Il faut prendre le temps d’y jeter un coup d’œil pour se rendre
compte de tout le mépris qu’avaient les membres de ce groupe de
travail envers la volonté des Québécois au sujet de la religion
à l’école. De l’avis de ce groupe de travail, l’opinion du
peuple exprimée dans les sondages est souvent ou bien «
irréfléchie », sinon « aberrante ». Capsule 40 -
Commission des droits de la personne - YOGA En juin 2008,
la Commission des droits de la personne publie un texte de
réflexion dans lequel elle semble fort bien s’amalgamer aux
désirs gouvernementaux en ce qui concerne le cours ÉCR.
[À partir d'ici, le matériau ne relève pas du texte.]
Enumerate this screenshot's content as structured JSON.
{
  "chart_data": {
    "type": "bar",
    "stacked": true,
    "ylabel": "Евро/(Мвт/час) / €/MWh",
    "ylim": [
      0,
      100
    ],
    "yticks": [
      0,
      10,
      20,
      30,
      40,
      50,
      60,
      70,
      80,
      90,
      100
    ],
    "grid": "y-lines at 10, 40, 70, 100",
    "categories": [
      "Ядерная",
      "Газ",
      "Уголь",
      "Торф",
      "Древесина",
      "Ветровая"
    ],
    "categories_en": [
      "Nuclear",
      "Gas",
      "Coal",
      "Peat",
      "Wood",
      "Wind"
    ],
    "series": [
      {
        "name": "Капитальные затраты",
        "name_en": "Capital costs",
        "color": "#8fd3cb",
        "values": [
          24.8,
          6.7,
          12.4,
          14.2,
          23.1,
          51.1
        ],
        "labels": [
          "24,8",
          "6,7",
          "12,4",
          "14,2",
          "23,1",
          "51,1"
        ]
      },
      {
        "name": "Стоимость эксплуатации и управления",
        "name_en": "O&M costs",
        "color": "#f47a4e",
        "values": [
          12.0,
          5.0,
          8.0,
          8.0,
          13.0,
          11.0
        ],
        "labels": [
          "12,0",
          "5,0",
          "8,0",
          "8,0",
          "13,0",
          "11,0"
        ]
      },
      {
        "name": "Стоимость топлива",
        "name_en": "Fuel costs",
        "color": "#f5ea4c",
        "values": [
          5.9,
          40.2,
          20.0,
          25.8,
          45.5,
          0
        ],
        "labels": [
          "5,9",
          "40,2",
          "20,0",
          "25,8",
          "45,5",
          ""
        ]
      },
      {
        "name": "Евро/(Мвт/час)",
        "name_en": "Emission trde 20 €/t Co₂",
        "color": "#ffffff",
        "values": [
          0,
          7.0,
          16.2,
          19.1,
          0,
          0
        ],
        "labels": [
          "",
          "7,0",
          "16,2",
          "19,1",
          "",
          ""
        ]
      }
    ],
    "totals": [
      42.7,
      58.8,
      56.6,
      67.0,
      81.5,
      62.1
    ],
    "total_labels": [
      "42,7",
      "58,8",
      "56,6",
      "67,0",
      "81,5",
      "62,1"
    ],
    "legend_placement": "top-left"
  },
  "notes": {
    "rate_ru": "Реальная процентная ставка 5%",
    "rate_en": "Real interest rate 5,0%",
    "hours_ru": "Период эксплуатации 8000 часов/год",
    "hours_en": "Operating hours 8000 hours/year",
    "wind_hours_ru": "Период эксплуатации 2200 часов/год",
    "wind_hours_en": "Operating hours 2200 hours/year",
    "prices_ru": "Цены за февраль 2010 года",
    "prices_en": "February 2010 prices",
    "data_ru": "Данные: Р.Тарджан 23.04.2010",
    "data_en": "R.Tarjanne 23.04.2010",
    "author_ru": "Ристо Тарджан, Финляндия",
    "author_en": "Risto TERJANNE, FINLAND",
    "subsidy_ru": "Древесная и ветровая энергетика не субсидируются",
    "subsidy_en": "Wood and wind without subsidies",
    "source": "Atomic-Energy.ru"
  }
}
Pis encore, le texte mentionne que les enseignants devront «
inciter » les élèves à critiquer les valeurs religieuses qui ne
sont pas exactement alignées sur les lois étatiques.
Aussi, cette capsule est l’occasion de revenir sur la présence
du YOGA à l’école.
Capsule 41 -
Le YOGA à l’école québécoise Au cours de la dernière
année, des parents ont découvert que leurs enfants étaient
exposés à des séances de yoga à l’école. Cette capsule
vous informe davantage sur les dangers que peuvent représenter
cette pratique religieuse. Comment le gouvernement
justifie-t-il cette présence religieuse dans les écoles après
avoir déconfessionnalisé les structures scolaires québécoises?